High blood pressure, smoking, obesity, heart disease and diabetes are associated with worse outcomes in patients with COVID-19.
Emerging evidence, published in European Heart Journal – Quality of Care and Clinical Outcomes (a journal of the European Society of Cardiology),1 suggests that COVID-19 patients with heart disease may be more likely to need hospitalisation or ventilation or die from COVID-19 compared to those without heart disease. Studies have also examined whether risk factors for cardiovascular disease such as high blood pressure and smoking may be linked with poor outcomes from COVID-19.

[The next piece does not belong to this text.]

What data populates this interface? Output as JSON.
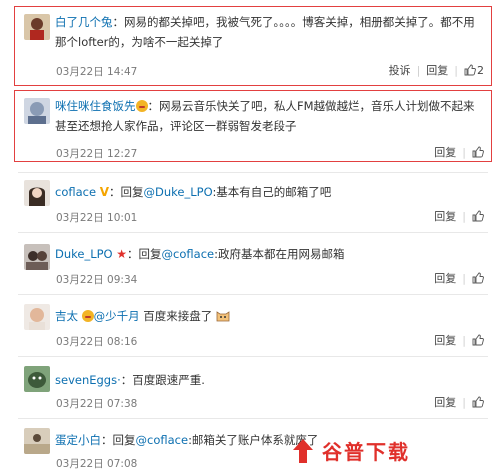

“Many of the cardiovascular risk factors associated with more severe consequences from COVID-19 are potentially modifiable,” said study author Dr. Stephanie Harrison of the University of Liverpool, UK. “Clinicians and policy makers should consider that strategies which improve cardiovascular health may also improve outcomes for people following COVID-19.”
Many reviews have been conducted to consolidate the research linking cardiovascular disease and COVID-19. The aim of the study, commissioned by Public Health England, was to summarise the evidence in these reviews – i.e. a review of reviews – to address two questions: 1) What is the association between cardiovascular risk factors or cardiovascular disease and outcomes for patients with COVID-19? 2) What is the impact of COVID-19 on cardiovascular health?
The authors identified the highest quality reviews – a total of 32 reviews including studies of up to ~45,000 patients with COVID-19. For each risk factor and heart problem the researchers selected the best quality, most recent, and largest analysis.
The factors associated with a higher likelihood of worse outcomes from COVID-19 were high blood pressure, current or past smoking, obesity, diabetes, previous stroke or pre-existing cardiovascular disease, liver disease, and kidney disease. To take some examples, obesity, diabetes, high blood pressure and heart disease were associated with more than doubled odds of dying from COVID-19. Heart disease was linked with a nearly four-fold odds of severe COVID-19, while the odds were more than doubled for hypertension and diabetes, and 80% higher in smokers compared to non-smokers.
Dr. Harrison said: “One possible explanation may be that cardiovascular disease, or its risk factors, may cause changes to pathways which impact the body’s ability to effectively respond to the virus.”
She noted that the research was based on observational studies, meaning that it suggests relationships but cannot confirm causality. In addition, there was limited or no evidence to determine connections between alcohol consumption, cholesterol levels, irregular heart rhythms, diet, physical activity or dementia and COVID-19 outcomes.
The reviews also found that in patients hospitalised with COVID-19, the following cardiovascular complications occurred: venous thromboembolism (25% of patients), pulmonary embolism (19%), arrhythmias (18%), myocardial injury (10%), angina (10%), deep vein thrombosis (7%), myocardial infarction (4%) and acute heart failure (2%).
Dr. Harrison said: “Early in the pandemic, concerns were raised about the potential for COVID-19 to cause cardiovascular complications or exacerbate existing heart disease because of prior knowledge from influenza epidemics and outbreaks of other respiratory viruses. These findings suggest that these initial concerns were correct.”
She concluded: “Our study indicates that COVID-19 patients with heart disease or its risk factors are at greater risk of hospitalisation, ventilation or death due to COVID-19 and might need more intense treatment and monitoring. Promoting heart health may be another way to improve outcomes for COVID-19 patients. More research is needed on the long-term impact of COVID-19 on the heart.”